Feenie · 29/08/2011 20:43
Smile
hockeyforjockeys · 30/08/2011 15:43

Please don't try and claim the flight is delayed - the school won't believe you. I have had so many children return late from a holiday because of 'flight delays' or 'family illness' (I can almost guarantee that I will have at least 2 missing next week for these reasons) that I immediately assume they had no intention of returning for the start of term. Plus children are dreadful at lying to their teachers. Just tell them you won't be back in time, you will have 2 days unauthorised absence, a mildy annoyed head (for about 2 mins) and no consequences.

spiderpig8 · 30/08/2011 16:08

What a weird response hocke! are you claiming flights never get delayed or people ill?
We had to stay on holiday an extra week because my DD was sick on the day we were due to fly back and we had to wait another week for available seats.Another time our booking was fu**ed up and we had to fly from a different airport meaning we missed the last 2 days of term.wee could hardly lie because DDs teacher at the time lived next door.
Even if everyone knows it is a lie though,the school can authorise it so they're happy

hockeyforjockeys · 30/08/2011 16:15

Of course they do, it's just the frequency with which these events happen is massively suspicious! All I'm saying is that the school may not believe her when she calls if they have this happen regularly, it's better to just be honest rather than have the school making their own assumptions.

Cat0115 · 30/08/2011 22:57

I agree with the honesty approach. Just don't take the time off and then expect the teacher to set/provide catch up work - a holiday is a choice that you have made not a necessity. it wouldn't be fair to overburden the teachers ( who have to take their holidays in the expensive periods) with double preparation.

thebeansmum · 31/08/2011 14:33

I agree with hockey - a family I know were asked by school to provide evidence from the airline of the delay, luckily they could as every passenger on said flight was provided with a letter for insurance purposes, to prove the length of delay and reasons for it.
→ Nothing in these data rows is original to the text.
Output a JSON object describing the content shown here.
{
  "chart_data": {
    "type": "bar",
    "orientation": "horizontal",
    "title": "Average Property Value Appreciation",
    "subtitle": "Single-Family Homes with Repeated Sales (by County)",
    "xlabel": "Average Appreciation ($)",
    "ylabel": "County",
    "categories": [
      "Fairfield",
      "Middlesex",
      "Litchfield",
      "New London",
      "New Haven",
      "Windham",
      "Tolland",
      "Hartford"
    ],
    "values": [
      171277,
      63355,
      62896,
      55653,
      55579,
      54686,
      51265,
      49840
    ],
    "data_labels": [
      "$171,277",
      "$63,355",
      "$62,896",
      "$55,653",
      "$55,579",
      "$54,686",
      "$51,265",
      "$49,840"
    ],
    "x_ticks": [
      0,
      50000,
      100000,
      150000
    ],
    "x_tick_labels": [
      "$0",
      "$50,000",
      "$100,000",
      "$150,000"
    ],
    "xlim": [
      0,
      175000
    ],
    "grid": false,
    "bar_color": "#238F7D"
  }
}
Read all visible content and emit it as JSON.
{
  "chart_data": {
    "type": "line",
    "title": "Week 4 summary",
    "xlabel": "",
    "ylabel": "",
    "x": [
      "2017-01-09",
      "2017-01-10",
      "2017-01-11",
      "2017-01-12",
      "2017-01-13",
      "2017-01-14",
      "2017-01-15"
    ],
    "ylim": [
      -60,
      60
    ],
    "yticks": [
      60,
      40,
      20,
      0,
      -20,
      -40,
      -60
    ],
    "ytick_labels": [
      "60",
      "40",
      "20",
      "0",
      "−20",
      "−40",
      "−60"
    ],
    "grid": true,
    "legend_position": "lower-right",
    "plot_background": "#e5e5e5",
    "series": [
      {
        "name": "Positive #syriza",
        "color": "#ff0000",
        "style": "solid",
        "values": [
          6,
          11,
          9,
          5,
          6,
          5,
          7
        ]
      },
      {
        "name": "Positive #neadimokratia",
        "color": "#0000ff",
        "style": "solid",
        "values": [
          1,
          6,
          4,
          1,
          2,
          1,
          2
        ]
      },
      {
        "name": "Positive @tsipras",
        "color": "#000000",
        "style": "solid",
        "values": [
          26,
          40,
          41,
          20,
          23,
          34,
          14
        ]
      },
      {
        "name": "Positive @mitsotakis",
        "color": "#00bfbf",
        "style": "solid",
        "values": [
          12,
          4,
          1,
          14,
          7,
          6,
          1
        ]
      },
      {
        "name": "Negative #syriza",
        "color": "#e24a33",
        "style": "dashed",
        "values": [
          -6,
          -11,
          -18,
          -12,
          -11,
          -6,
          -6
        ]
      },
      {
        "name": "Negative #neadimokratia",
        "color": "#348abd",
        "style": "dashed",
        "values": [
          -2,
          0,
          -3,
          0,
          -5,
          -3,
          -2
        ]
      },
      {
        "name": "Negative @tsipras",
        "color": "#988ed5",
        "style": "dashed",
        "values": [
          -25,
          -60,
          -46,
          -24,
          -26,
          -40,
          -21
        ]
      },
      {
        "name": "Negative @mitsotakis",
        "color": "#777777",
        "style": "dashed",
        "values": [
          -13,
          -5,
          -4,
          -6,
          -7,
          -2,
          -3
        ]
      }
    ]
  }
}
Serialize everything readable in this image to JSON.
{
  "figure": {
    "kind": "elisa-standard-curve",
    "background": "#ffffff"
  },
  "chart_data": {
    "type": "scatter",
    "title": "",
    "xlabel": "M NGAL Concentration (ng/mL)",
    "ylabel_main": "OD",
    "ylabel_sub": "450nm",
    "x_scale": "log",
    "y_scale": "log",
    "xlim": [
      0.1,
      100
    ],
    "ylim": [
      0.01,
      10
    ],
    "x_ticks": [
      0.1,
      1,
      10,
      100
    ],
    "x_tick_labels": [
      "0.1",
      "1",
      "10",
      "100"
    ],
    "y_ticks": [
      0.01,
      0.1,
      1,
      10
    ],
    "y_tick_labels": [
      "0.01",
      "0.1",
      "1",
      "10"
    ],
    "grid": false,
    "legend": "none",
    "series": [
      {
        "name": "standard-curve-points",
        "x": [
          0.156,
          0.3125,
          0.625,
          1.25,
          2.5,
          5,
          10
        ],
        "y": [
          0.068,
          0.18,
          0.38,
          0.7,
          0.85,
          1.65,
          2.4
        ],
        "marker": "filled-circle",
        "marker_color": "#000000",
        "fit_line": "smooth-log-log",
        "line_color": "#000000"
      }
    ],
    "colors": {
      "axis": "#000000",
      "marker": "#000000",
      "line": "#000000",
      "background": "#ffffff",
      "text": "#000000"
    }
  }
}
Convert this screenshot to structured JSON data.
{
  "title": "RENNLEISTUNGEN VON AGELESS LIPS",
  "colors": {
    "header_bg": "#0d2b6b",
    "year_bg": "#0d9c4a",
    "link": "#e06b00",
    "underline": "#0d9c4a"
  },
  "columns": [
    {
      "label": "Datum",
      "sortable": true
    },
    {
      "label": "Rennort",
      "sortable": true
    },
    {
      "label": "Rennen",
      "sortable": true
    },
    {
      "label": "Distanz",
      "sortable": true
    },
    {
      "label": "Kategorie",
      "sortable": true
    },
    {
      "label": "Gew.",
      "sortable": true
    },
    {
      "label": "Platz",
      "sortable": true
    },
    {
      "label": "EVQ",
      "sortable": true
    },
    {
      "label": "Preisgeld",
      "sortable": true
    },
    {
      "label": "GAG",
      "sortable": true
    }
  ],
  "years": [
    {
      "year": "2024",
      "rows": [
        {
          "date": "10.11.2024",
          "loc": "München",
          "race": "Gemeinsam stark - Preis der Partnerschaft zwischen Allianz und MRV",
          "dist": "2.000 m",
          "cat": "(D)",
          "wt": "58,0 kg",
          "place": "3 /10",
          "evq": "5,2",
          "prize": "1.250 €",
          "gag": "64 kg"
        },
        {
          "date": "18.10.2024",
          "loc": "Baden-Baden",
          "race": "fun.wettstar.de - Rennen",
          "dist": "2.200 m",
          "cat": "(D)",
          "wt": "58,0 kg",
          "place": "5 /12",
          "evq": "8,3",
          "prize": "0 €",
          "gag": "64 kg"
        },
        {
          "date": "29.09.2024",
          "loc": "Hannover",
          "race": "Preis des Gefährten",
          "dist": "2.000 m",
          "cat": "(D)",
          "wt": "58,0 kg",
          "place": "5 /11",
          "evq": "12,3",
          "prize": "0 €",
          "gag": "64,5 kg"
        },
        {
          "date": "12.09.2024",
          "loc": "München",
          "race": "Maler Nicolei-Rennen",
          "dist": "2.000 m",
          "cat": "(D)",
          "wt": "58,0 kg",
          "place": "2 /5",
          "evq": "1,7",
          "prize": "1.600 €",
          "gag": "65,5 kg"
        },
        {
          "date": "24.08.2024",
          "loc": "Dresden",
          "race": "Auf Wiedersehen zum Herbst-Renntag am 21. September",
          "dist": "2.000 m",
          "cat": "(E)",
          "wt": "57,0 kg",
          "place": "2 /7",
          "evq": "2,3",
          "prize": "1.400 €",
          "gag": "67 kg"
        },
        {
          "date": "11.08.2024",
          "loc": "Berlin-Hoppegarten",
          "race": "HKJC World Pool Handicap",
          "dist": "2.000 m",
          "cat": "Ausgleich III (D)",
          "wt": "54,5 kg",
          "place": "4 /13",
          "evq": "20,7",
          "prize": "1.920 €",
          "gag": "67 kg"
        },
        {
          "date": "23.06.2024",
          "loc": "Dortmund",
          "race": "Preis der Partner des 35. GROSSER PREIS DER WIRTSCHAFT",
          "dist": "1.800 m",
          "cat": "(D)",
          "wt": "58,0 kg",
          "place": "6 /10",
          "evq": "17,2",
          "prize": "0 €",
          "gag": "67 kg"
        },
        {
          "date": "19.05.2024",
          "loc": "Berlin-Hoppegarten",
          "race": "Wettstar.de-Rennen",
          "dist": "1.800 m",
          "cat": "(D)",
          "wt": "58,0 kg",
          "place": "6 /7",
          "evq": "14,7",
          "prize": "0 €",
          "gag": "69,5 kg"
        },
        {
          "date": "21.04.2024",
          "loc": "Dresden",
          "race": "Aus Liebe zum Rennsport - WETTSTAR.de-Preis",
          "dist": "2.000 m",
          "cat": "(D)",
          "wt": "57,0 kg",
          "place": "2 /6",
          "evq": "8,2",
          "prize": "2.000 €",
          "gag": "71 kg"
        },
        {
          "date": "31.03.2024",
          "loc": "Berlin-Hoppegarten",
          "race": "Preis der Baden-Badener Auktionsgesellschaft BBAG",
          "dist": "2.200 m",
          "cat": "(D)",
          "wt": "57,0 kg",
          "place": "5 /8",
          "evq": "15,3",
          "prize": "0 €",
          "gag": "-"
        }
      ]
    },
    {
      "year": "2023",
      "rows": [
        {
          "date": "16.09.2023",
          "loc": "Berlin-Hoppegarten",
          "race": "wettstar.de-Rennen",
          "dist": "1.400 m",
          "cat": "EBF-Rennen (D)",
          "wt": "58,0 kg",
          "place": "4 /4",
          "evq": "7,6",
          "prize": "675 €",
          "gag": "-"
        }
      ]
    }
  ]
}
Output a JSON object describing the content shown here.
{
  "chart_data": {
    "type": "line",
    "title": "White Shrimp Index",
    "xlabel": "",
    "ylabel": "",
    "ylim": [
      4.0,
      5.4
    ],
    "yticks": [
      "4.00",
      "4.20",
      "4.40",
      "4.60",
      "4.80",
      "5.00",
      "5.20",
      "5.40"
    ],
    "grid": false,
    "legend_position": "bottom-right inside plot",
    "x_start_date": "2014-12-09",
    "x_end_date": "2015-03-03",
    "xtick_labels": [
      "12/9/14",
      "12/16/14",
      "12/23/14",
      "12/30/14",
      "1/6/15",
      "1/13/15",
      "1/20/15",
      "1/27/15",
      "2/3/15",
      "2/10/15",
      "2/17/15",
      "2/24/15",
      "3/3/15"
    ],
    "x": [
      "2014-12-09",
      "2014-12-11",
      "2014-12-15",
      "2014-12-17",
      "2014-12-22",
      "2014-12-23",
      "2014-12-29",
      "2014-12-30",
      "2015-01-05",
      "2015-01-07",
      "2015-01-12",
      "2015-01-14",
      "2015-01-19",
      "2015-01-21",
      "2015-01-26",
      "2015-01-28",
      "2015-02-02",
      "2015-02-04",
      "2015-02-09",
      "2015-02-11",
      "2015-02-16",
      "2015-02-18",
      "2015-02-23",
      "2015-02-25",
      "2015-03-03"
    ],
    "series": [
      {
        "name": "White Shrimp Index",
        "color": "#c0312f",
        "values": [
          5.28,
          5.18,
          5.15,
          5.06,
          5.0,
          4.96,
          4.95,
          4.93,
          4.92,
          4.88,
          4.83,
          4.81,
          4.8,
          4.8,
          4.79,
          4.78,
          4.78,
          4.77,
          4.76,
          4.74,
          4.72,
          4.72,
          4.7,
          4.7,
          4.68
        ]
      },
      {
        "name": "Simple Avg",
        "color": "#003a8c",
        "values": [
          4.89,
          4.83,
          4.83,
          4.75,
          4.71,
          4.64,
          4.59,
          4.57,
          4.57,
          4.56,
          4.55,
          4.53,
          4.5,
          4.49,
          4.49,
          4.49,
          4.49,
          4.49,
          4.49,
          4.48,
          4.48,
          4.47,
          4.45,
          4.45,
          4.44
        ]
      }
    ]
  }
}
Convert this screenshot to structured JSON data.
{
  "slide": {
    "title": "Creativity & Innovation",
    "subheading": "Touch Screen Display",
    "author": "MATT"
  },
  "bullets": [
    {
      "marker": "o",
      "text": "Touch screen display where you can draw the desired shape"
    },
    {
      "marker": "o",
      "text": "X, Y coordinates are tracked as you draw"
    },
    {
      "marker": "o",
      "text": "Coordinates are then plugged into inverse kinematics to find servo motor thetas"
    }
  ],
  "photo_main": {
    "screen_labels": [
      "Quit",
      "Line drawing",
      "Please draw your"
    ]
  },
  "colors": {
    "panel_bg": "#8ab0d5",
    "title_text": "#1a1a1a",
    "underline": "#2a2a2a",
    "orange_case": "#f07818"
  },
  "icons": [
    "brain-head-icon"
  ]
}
The family in question had seriously pissed the head off by feigning 'family emergency' for a last minute, term-time trip to Australia for two weeks, which ended up contributing to a clampdown on tt hols for everyone else.

cumbria81 · 31/08/2011 14:38

Can you lie to your kids? Just tell them you are meant to be coming back in time for school, then when you're there say the flights are delayed. Then tell the school same thing and no one lets the cat out of the bag.